The property tax regime implemented as of 1 January 2018, by the Finance Act for the year 2018, had already been the subject of additional clarifications by administrative doctrine (BOFIP) on June 8 2018.

However, the legislator has taken note of some legal uncertainty regarding the legal regime of the IFI. The legislator has decided to make some clarifications in the Finance Act for 2019.
These new amendments, which will be applicable from 1 January 2019, provide justifications for the legislator’s intention in the text.

The implementation of the IFI and the many changes made to the deductibility of liabilities (we refer you to our article on the deductibility of debts in the IFI, which is much more complex than under the ISF “Solidarity tax on wealth” regime) is intended to undermine certain practices that some might call dubious and others ingenious.

Article 48 of the Finance Act for 2019, No. 2018-1317, dated 28 December 2018, initially provides for the replacement of the term “property or real estate law” with the term “assets” pursuant to part II of article 973 of the General Tax Code, which extends the scope of this article and leads to a de facto reduction of the possibility to deduct debts when valuing units or shares.
The same applies for section II of article 974 of the General Tax Code, which is also amended, including the terms “property or real estate law” which is also replaced by the term “assets”.

The regime for the deductibility of debts is further limited.

Article 48 of the Finance Act for 2019 inserted a section III in article 973 of the General Tax Code, this section III provides that: – “For the valuation of units or shares mentioned in section 2 of Article 965, debts corresponding to loans mentioned in section II of article 974, whether contracted, directly or indirectly, by a company or an organisation for the purchase of a taxable asset are taken into account each year when calculating the deductible amount defined in this section II.

For your information, section II of article 974 of the General Tax Code relates to loans taken out for the repayment of capital (term loans are expressly targeted here) these substantial amendments provide partial responses, with the legal uncertainty surrounding the deductibility of term loans, which please be reminded, must be depreciated in some cases.

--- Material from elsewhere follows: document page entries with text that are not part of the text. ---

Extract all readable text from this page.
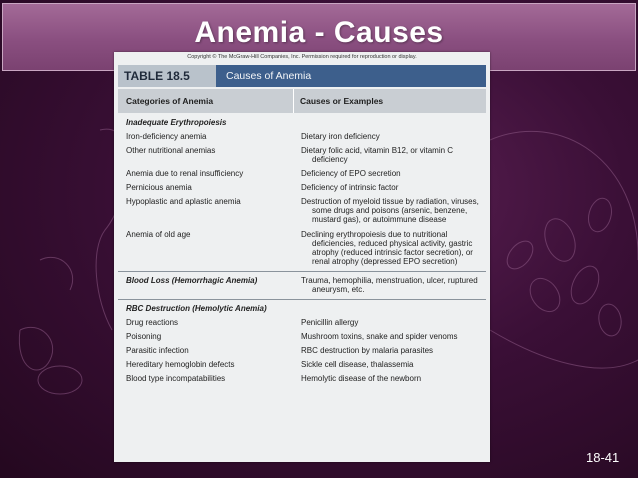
Anemia - Causes
Copyright © The McGraw-Hill Companies, Inc. Permission required for reproduction or display.
TABLE 18.5	Causes of Anemia
Categories of Anemia	Causes or Examples
Inadequate Erythropoiesis
Iron-deficiency anemia	Dietary iron deficiency
Other nutritional anemias	Dietary folic acid, vitamin B12, or vitamin C deficiency
Anemia due to renal insufficiency	Deficiency of EPO secretion
Pernicious anemia	Deficiency of intrinsic factor
Hypoplastic and aplastic anemia	Destruction of myeloid tissue by radiation, viruses, some drugs and poisons (arsenic, benzene, mustard gas), or autoimmune disease
Anemia of old age	Declining erythropoiesis due to nutritional deficiencies, reduced physical activity, gastric atrophy (reduced intrinsic factor secretion), or renal atrophy (depressed EPO secretion)
Blood Loss (Hemorrhagic Anemia)	Trauma, hemophilia, menstruation, ulcer, ruptured aneurysm, etc.
RBC Destruction (Hemolytic Anemia)
Drug reactions	Penicillin allergy
Poisoning	Mushroom toxins, snake and spider venoms
Parasitic infection	RBC destruction by malaria parasites
Hereditary hemoglobin defects	Sickle cell disease, thalassemia
Blood type incompatabilities	Hemolytic disease of the newborn
18-41
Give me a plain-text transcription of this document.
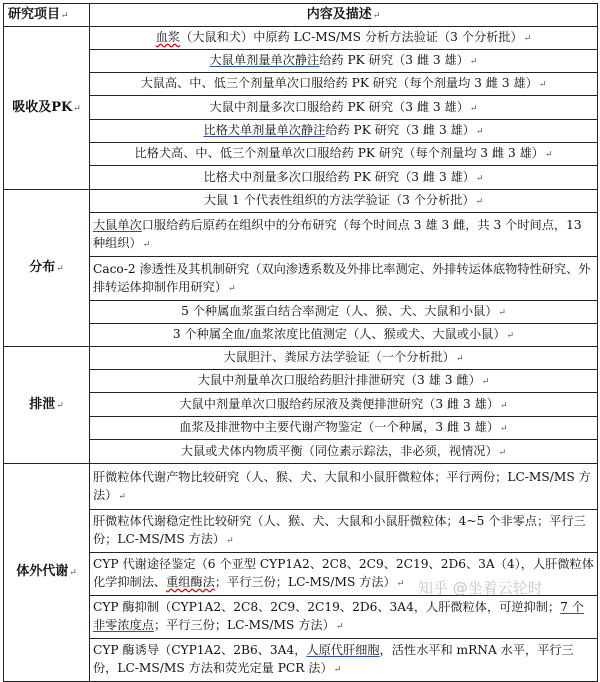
研究项目↵	内容及描述↵
吸收及PK↵	血浆（大鼠和犬）中原药 LC-MS/MS 分析方法验证（3 个分析批）↵
	大鼠单剂量单次静注给药 PK 研究（3 雌 3 雄）↵
	大鼠高、中、低三个剂量单次口服给药 PK 研究（每个剂量均 3 雌 3 雄）↵
	大鼠中剂量多次口服给药 PK 研究（3 雌 3 雄）↵
	比格犬单剂量单次静注给药 PK 研究（3 雌 3 雄）↵
	比格犬高、中、低三个剂量单次口服给药 PK 研究（每个剂量均 3 雌 3 雄）↵
	比格犬中剂量多次口服给药 PK 研究（3 雌 3 雄）↵
分布↵	大鼠 1 个代表性组织的方法学验证（3 个分析批）↵
	大鼠单次口服给药后原药在组织中的分布研究（每个时间点 3 雄 3 雌，共 3 个时间点，13 种组织）↵
	Caco-2 渗透性及其机制研究（双向渗透系数及外排比率测定、外排转运体底物特性研究、外排转运体抑制作用研究）↵
	5 个种属血浆蛋白结合率测定（人、猴、犬、大鼠和小鼠）↵
	3 个种属全血/血浆浓度比值测定（人、猴或犬、大鼠或小鼠）↵
排泄↵	大鼠胆汁、粪尿方法学验证（一个分析批）↵
	大鼠中剂量单次口服给药胆汁排泄研究（3 雄 3 雌）↵
	大鼠中剂量单次口服给药尿液及粪便排泄研究（3 雌 3 雄）↵
	血浆及排泄物中主要代谢产物鉴定（一个种属，3 雌 3 雄）↵
	大鼠或犬体内物质平衡（同位素示踪法，非必须，视情况）↵
体外代谢↵	肝微粒体代谢产物比较研究（人、猴、犬、大鼠和小鼠肝微粒体；平行两份；LC-MS/MS 方法）↵
	肝微粒体代谢稳定性比较研究（人、猴、犬、大鼠和小鼠肝微粒体；4~5 个非零点；平行三份；LC-MS/MS 方法）↵
	CYP 代谢途径鉴定（6 个亚型 CYP1A2、2C8、2C9、2C19、2D6、3A（4），人肝微粒体化学抑制法、重组酶法；平行三份；LC-MS/MS 方法）↵
	CYP 酶抑制（CYP1A2、2C8、2C9、2C19、2D6、3A4，人肝微粒体，可逆抑制；7 个非零浓度点；平行三份；LC-MS/MS 方法）↵
	CYP 酶诱导（CYP1A2、2B6、3A4，人原代肝细胞，活性水平和 mRNA 水平，平行三份，LC-MS/MS 方法和荧光定量 PCR 法）↵
知乎 @坐着云轮时
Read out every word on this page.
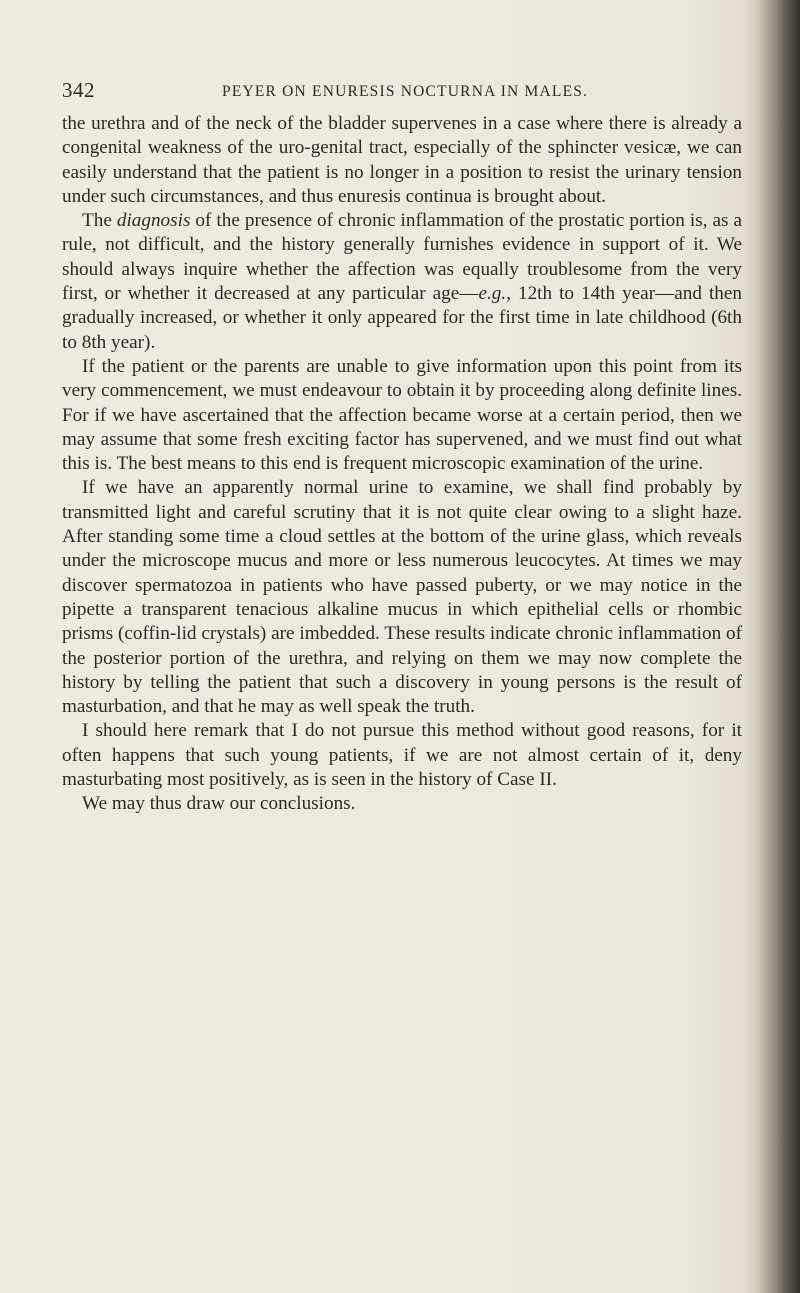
342	PEYER ON ENURESIS NOCTURNA IN MALES.

the urethra and of the neck of the bladder supervenes in a case where there is already a congenital weakness of the uro-genital tract, especially of the sphincter vesicæ, we can easily understand that the patient is no longer in a position to resist the urinary tension under such circumstances, and thus enuresis continua is brought about.

The diagnosis of the presence of chronic inflammation of the prostatic portion is, as a rule, not difficult, and the history generally furnishes evidence in support of it. We should always inquire whether the affection was equally troublesome from the very first, or whether it decreased at any particular age—e.g., 12th to 14th year—and then gradually increased, or whether it only appeared for the first time in late childhood (6th to 8th year).

If the patient or the parents are unable to give information upon this point from its very commencement, we must endeavour to obtain it by proceeding along definite lines. For if we have ascertained that the affection became worse at a certain period, then we may assume that some fresh exciting factor has supervened, and we must find out what this is. The best means to this end is frequent microscopic examination of the urine.

If we have an apparently normal urine to examine, we shall find probably by transmitted light and careful scrutiny that it is not quite clear owing to a slight haze. After standing some time a cloud settles at the bottom of the urine glass, which reveals under the microscope mucus and more or less numerous leucocytes. At times we may discover spermatozoa in patients who have passed puberty, or we may notice in the pipette a transparent tenacious alkaline mucus in which epithelial cells or rhombic prisms (coffin-lid crystals) are imbedded. These results indicate chronic inflammation of the posterior portion of the urethra, and relying on them we may now complete the history by telling the patient that such a discovery in young persons is the result of masturbation, and that he may as well speak the truth.

I should here remark that I do not pursue this method without good reasons, for it often happens that such young patients, if we are not almost certain of it, deny masturbating most positively, as is seen in the history of Case II.

We may thus draw our conclusions.
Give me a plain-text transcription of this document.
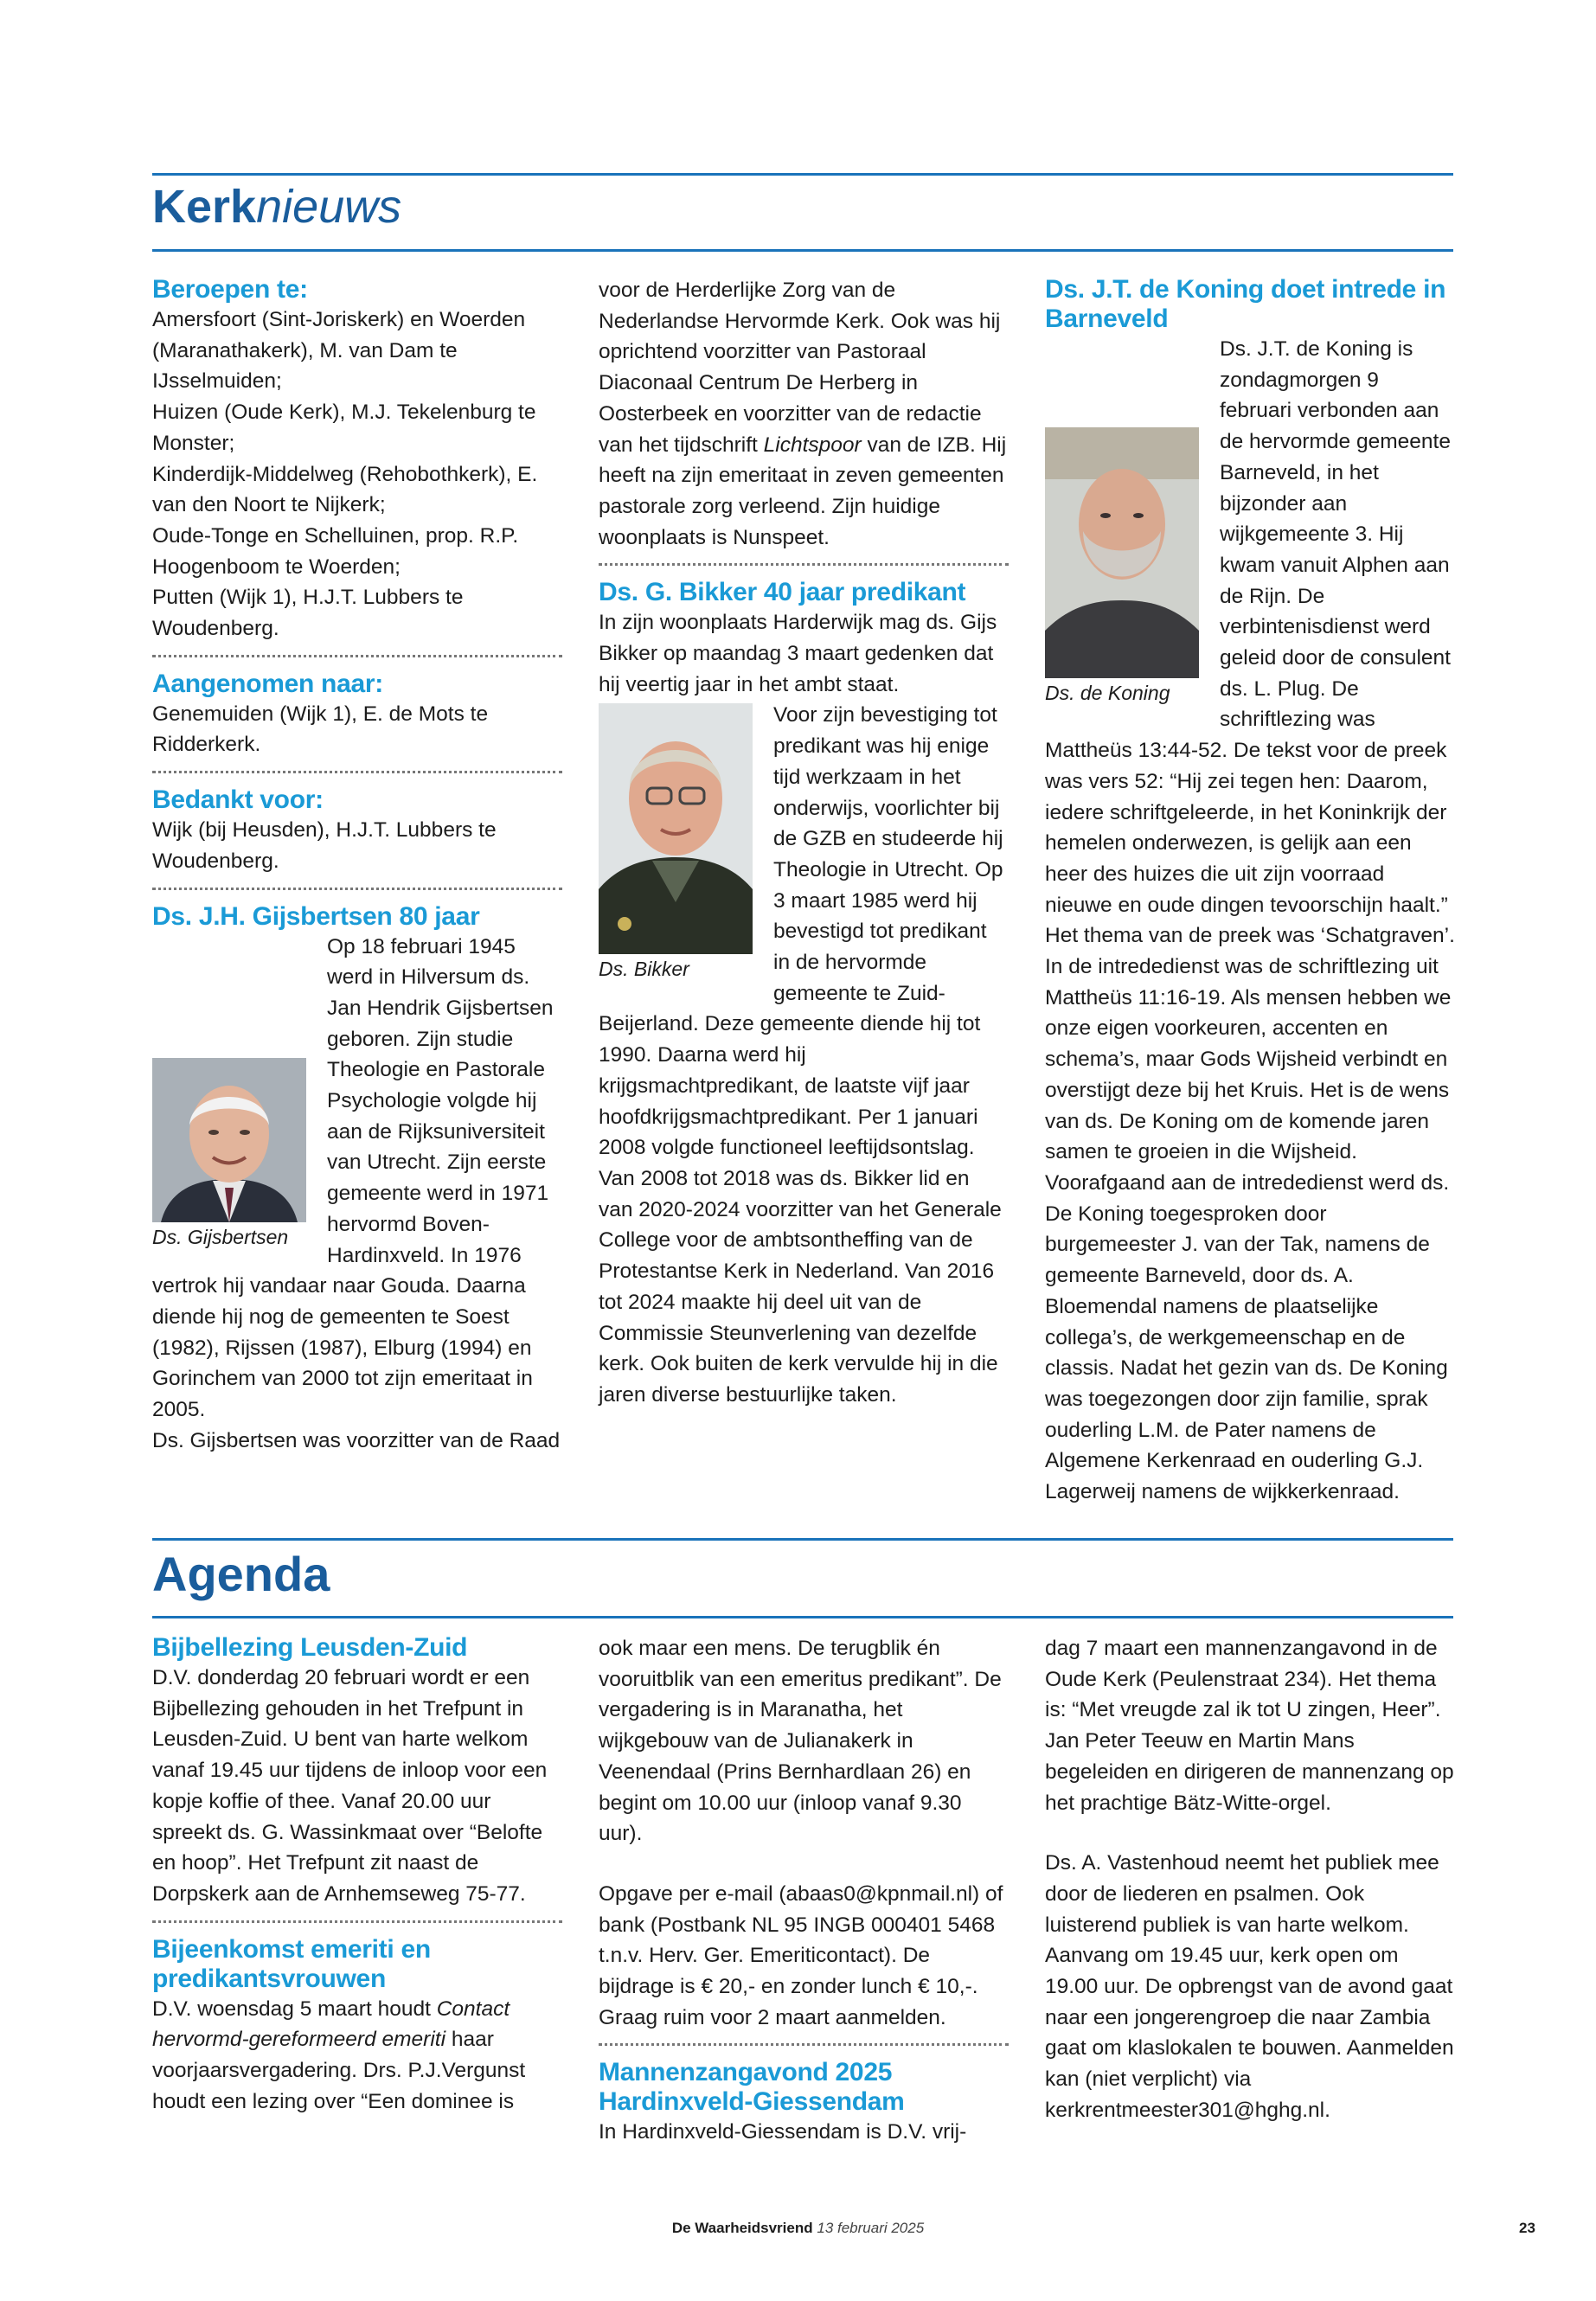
Kerknieuws
Beroepen te:

Amersfoort (Sint-Joriskerk) en Woerden (Maranathakerk), M. van Dam te IJsselmuiden;

Huizen (Oude Kerk), M.J. Tekelenburg te Monster;

Kinderdijk-Middelweg (Rehobothkerk), E. van den Noort te Nijkerk;

Oude-Tonge en Schelluinen, prop. R.P. Hoogenboom te Woerden;

Putten (Wijk 1), H.J.T. Lubbers te Woudenberg.

Aangenomen naar:

Genemuiden (Wijk 1), E. de Mots te Ridderkerk.

Bedankt voor:

Wijk (bij Heusden), H.J.T. Lubbers te Woudenberg.

Ds. J.H. Gijsbertsen 80 jaar
Ds. Gijsbertsen

Op 18 februari 1945 werd in Hilversum ds. Jan Hendrik Gijsbertsen geboren. Zijn studie Theologie en Pastorale Psychologie volgde hij aan de Rijksuniversiteit van Utrecht. Zijn eerste gemeente werd in 1971 hervormd Boven-Hardinxveld. In 1976 vertrok hij vandaar naar Gouda. Daarna diende hij nog de gemeenten te Soest (1982), Rijssen (1987), Elburg (1994) en Gorinchem van 2000 tot zijn emeritaat in 2005.

Ds. Gijsbertsen was voorzitter van de Raad

voor de Herderlijke Zorg van de Nederlandse Hervormde Kerk. Ook was hij oprichtend voorzitter van Pastoraal Diaconaal Centrum De Herberg in Oosterbeek en voorzitter van de redactie van het tijdschrift Lichtspoor van de IZB. Hij heeft na zijn emeritaat in zeven gemeenten pastorale zorg verleend. Zijn huidige woonplaats is Nunspeet.

Ds. G. Bikker 40 jaar predikant

In zijn woonplaats Harderwijk mag ds. Gijs Bikker op maandag 3 maart gedenken dat hij veertig jaar in het ambt staat.

Ds. Bikker

Voor zijn bevestiging tot predikant was hij enige tijd werkzaam in het onderwijs, voorlichter bij de GZB en studeerde hij Theologie in Utrecht. Op 3 maart 1985 werd hij bevestigd tot predikant in de hervormde gemeente te Zuid-Beijerland. Deze gemeente diende hij tot 1990. Daarna werd hij krijgsmachtpredikant, de laatste vijf jaar hoofdkrijgsmachtpredikant. Per 1 januari 2008 volgde functioneel leeftijdsontslag.

Van 2008 tot 2018 was ds. Bikker lid en van 2020-2024 voorzitter van het Generale College voor de ambtsontheffing van de Protestantse Kerk in Nederland. Van 2016 tot 2024 maakte hij deel uit van de Commissie Steunverlening van dezelfde kerk. Ook buiten de kerk vervulde hij in die jaren diverse bestuurlijke taken.

Ds. J.T. de Koning doet intrede in Barneveld
Ds. de Koning

Ds. J.T. de Koning is zondagmorgen 9 februari verbonden aan de hervormde gemeente Barneveld, in het bijzonder aan wijkgemeente 3. Hij kwam vanuit Alphen aan de Rijn. De verbintenisdienst werd geleid door de consulent ds. L. Plug. De schriftlezing was Mattheüs 13:44-52. De tekst voor de preek was vers 52: “Hij zei tegen hen: Daarom, iedere schriftgeleerde, in het Koninkrijk der hemelen onderwezen, is gelijk aan een heer des huizes die uit zijn voorraad nieuwe en oude dingen tevoorschijn haalt.” Het thema van de preek was ‘Schatgraven’.

In de intrededienst was de schriftlezing uit Mattheüs 11:16-19. Als mensen hebben we onze eigen voorkeuren, accenten en schema’s, maar Gods Wijsheid verbindt en overstijgt deze bij het Kruis. Het is de wens van ds. De Koning om de komende jaren samen te groeien in die Wijsheid.

Voorafgaand aan de intrededienst werd ds. De Koning toegesproken door burgemeester J. van der Tak, namens de gemeente Barneveld, door ds. A. Bloemendal namens de plaatselijke collega’s, de werkgemeenschap en de classis. Nadat het gezin van ds. De Koning was toegezongen door zijn familie, sprak ouderling L.M. de Pater namens de Algemene Kerkenraad en ouderling G.J. Lagerweij namens de wijkkerkenraad.

Agenda
Bijbellezing Leusden-Zuid

D.V. donderdag 20 februari wordt er een Bijbellezing gehouden in het Trefpunt in Leusden-Zuid. U bent van harte welkom vanaf 19.45 uur tijdens de inloop voor een kopje koffie of thee. Vanaf 20.00 uur spreekt ds. G. Wassinkmaat over “Belofte en hoop”. Het Trefpunt zit naast de Dorpskerk aan de Arnhemseweg 75-77.

Bijeenkomst emeriti en predikantsvrouwen

D.V. woensdag 5 maart houdt Contact hervormd-gereformeerd emeriti haar voorjaarsvergadering. Drs. P.J.Vergunst houdt een lezing over “Een dominee is

ook maar een mens. De terugblik én vooruitblik van een emeritus predikant”. De vergadering is in Maranatha, het wijkgebouw van de Julianakerk in Veenendaal (Prins Bernhardlaan 26) en begint om 10.00 uur (inloop vanaf 9.30 uur).

Opgave per e-mail (abaas0@kpnmail.nl) of bank (Postbank NL 95 INGB 000401 5468 t.n.v. Herv. Ger. Emeriticontact). De bijdrage is € 20,- en zonder lunch € 10,-. Graag ruim voor 2 maart aanmelden.

Mannenzangavond 2025 Hardinxveld-Giessendam

In Hardinxveld-Giessendam is D.V. vrij-

dag 7 maart een mannenzangavond in de Oude Kerk (Peulenstraat 234). Het thema is: “Met vreugde zal ik tot U zingen, Heer”. Jan Peter Teeuw en Martin Mans begeleiden en dirigeren de mannenzang op het prachtige Bätz-Witte-orgel.

Ds. A. Vastenhoud neemt het publiek mee door de liederen en psalmen. Ook luisterend publiek is van harte welkom. Aanvang om 19.45 uur, kerk open om 19.00 uur. De opbrengst van de avond gaat naar een jongerengroep die naar Zambia gaat om klaslokalen te bouwen. Aanmelden kan (niet verplicht) via kerkrentmeester301@hghg.nl.

De Waarheidsvriend 13 februari 2025	23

If for certain persons the law appeared clear by limiting the deductibility of term loans taken out by natural person taxpayers and not those indirectly contracted through a legal entity, at no time did the BOFIP BOI-PAT-IFI-20-40-20-20180608 draw a distinction between a natural person and a legal person, whereas the latter has set out the criteria and conditions for the deductibility of term loans, as a result of which, the information provided by the legislator is therefore welcome, however case law examples would be equally appreciated.